The district does not have "unlimited dollars" and did not access a surplus to construct its new middle school.
"The middle school is a fantastic investment of, not your tax dollars, mind you, but sales tax," Cochrane said. "We didn't go to the property tax payers and ask them for money. We could have. One cent of your state sales tax is being allocated so we can do things like build projects. We allocated those dollars until the year 2030. We spent our sales tax dollars to build that new middle schools."
The maximum levy the board can request is $1.67. It is set for a 10-year term. The board cannot ask for more PPEL funds next year.
"We, at the school district, take a look at other school districts, and for a school in our conference, we're the only school district besides Mason city that is not at the maximum amount," Van Zyl said. "And the reason why they're not at the maximum levy is, if you take a look at their property, they have much more assessed value in property than we do here in Fort Dodge. So they can use a lower rate to generate just as much money."
It is illegal for PPEL funds to be used for anything other than maintenance, transportation and technology. It cannot be used for teachers, programs or construction.
"We don't have a choice," Cochrane said. "The state is very specific about what you can spend PPEL dollars on. Very specifically, bricks and mortar. It's not going to go into anything else."
The current PPEL, which has been in place for two 10-year terms, generates about $890,000 annually for the district. The district has $4 million in repair needs yearly, and has had to prioritize its spending.
The district is also asking for an increase because of rising costs.
"We've had this tax levy rate for the last 20 to 25 years. And when we take a look at the dollars it generates over time, it really only generates about a 1 percent increase per year," Van Zyl said. "What happens to the cost of our expenditures as a school district? How much was diesel fuel 20 years ago compared to what it is now? How much was the cost of steel 20 years ago, to replace a roof or fix part of a building?
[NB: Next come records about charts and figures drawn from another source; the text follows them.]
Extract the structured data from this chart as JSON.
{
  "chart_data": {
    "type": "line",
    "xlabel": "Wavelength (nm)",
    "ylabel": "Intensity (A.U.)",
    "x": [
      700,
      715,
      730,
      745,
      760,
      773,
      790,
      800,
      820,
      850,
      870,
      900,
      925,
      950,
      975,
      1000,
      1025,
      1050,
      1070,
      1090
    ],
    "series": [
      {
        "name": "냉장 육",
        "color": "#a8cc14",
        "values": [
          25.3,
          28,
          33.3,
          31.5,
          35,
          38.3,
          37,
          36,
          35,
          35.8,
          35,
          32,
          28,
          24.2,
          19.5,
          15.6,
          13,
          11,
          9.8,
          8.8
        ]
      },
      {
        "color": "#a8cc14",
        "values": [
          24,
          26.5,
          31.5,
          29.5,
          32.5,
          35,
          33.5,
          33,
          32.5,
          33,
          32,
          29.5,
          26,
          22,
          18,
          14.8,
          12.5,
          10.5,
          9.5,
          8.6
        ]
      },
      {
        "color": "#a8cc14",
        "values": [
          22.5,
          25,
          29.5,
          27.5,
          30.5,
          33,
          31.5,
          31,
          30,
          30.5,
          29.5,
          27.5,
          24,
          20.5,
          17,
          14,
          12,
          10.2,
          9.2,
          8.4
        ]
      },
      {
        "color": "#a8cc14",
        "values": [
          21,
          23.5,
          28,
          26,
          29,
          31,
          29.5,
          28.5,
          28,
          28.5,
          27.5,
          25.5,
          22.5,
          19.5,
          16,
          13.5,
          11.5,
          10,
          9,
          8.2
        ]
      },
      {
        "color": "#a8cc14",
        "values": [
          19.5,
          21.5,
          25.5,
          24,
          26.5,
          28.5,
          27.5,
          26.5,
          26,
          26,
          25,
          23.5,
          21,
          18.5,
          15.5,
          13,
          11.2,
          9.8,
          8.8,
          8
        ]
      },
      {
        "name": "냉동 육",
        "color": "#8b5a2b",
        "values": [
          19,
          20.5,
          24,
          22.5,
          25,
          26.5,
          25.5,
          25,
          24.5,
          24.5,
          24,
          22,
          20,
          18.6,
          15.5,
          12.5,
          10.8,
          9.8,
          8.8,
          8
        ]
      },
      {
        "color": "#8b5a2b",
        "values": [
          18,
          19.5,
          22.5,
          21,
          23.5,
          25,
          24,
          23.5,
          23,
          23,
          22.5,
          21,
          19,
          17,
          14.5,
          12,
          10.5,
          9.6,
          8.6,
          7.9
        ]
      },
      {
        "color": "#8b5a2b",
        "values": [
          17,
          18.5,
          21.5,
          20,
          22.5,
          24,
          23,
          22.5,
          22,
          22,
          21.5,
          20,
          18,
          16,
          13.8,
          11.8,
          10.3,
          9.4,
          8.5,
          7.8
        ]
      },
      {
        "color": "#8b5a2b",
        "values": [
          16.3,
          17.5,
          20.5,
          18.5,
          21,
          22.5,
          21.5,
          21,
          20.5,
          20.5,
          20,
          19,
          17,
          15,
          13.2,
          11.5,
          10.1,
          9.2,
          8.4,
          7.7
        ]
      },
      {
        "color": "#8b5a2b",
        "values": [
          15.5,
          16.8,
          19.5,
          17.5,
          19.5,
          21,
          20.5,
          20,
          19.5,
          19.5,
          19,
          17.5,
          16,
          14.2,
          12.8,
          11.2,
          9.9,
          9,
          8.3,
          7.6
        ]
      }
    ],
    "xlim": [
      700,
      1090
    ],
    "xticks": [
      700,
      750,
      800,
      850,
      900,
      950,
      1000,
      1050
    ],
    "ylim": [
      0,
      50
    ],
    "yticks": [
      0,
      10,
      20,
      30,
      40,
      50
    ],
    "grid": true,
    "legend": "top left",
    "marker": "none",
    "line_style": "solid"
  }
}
We're only getting a 1 percent revenue increase, and all our other things are going at 3, 5 percent. You can see we can't do the same amount of fixings and repairs in our buildings that we used to do 10 years ago, and that causes us to get further and further behind."
The FDCSD board is not being greedy or trying to "double down" on its levy. According to Cochrane, requesting the maximum levy for this next 10-year term was "the responsible thing to do."
"We believe we need at least $1.5 million," he said. "We could have come back at $1, and we chose not to. We recognize that, yes, it is a 67-cent per thousand increase, but given the fact that we've lowered taxes over the last five years, we thought it was a reasonable request and a good use of those dollars."
If the PPEL is not renewed, the burden of necessary maintenance expenses will fall on the district's general fund.
"Eighty-one percent of our general fund is dedicated dollars to people, staff. Teachers and programs," Cochrane said. "Those are spoken-for dollars. If we have a $3.9 million strain on the general budget, the reality is only one thing is going to happen: we're going to have to cut programming and we will have to reduce staff. Because those repairs, we're still going to need to fix leaky roofs, we're still going to have to repair cracked sidewalks. That's still going to happen, unfortunately it will affect education."
Cochrane added, "These aren't our buildings. These are the community's buildings. Your parents, your grandparents, everybody else who for years has invested in this community and public education. We're asking for everybody else to do the same thing."
The current 10-year PPEL expires July 2014. A special election to renew and increase the levy will be held Tuesday.